Women realise from a young age that it's OK to talk about their bodies; starting with periods, right up to menopause and HRT.

Whereas many men present themselves to their GP for the first time when they hit 50 because their prostate is starting to play up.

And having to talk to another bloke about their undercarriage is mortifying.

It's unfortunate for men that so often the bits that seem to go wrong first are the really embarrassing ones: testicles and lumps thereon, prostates, erection probs, man boobs.

Our smugness at not having to go through the hell of "women's problems" is now making us look foolish as we die at higher rates than women from the top 10 causes of death.

Many male cancers and diseases are treatable but only if caught early enough.

To do that men must start to recognise and respond to health warnings.

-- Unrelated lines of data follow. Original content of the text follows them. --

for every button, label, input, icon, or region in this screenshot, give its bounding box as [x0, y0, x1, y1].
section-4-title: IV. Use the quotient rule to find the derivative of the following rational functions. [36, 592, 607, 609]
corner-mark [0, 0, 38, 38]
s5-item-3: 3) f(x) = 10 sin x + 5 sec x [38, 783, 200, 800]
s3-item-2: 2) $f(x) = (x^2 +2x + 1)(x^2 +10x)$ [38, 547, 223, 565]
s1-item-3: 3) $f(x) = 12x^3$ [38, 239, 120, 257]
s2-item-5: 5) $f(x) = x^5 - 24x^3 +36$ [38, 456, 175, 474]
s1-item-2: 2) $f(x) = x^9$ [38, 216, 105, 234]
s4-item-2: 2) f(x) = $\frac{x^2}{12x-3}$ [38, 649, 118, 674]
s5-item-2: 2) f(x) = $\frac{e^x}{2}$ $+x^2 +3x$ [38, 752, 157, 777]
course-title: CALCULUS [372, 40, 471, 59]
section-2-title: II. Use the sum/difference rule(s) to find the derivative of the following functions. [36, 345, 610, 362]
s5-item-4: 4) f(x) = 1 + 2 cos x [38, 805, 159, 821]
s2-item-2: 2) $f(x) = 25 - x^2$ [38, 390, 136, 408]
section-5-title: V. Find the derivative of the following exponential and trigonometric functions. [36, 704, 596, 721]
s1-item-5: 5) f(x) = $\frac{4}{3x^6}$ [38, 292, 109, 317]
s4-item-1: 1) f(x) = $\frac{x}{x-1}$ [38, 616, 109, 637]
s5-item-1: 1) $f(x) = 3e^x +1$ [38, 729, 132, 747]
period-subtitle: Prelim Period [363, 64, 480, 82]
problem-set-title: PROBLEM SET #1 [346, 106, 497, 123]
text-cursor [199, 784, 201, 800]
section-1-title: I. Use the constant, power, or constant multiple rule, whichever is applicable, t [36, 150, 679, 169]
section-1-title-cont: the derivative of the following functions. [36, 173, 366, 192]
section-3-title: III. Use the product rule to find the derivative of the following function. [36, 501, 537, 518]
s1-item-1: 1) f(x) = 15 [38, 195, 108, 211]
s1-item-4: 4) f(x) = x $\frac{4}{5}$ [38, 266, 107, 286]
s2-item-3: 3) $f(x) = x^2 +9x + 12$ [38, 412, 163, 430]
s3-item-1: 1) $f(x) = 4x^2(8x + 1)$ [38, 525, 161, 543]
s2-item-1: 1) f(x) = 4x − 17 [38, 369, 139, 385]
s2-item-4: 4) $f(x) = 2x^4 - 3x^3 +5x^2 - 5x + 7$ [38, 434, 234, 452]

I hope Men's Health Week will encourage men to take as much pride in a GP check-up as they do in their grooming.

Got a headache? Go to the dentist

I've had an epiphany this week following years of headaches, neck pain and shoulder stiffness.

In true male fashion (and being a doctor makes it worse) I ignored it, putting it down to my generally hectic lifestyle, with a punishing gym schedule squeezed in.

Then I went to the dentist. I hate dentists and, like most people, fear their scratchy whizzy tools.

But this was a dentist I had seen in action. He is James Russell, who has the dental spot on my show Embarrassing Bodies.

I was grumbling away to him about my symptoms when he said "sounds like a dental problem to me".

One week, and the arrival of a very small teeth-shaped piece of plastic later, and I am pain free. I also feel rested and less stressed. The problem? I'm a grinder.

Apparently, during sleep and quite unknown to me, I spend most of the night grinding my teeth together until my jaw and neck muscles ache with the exertion.

All that is needed to help reduce this is some careful dental work and a mouth guard.

In these stressful times, this simple intervention may bring relief.

The next patient I get with headaches I'm sending straight to the dentist.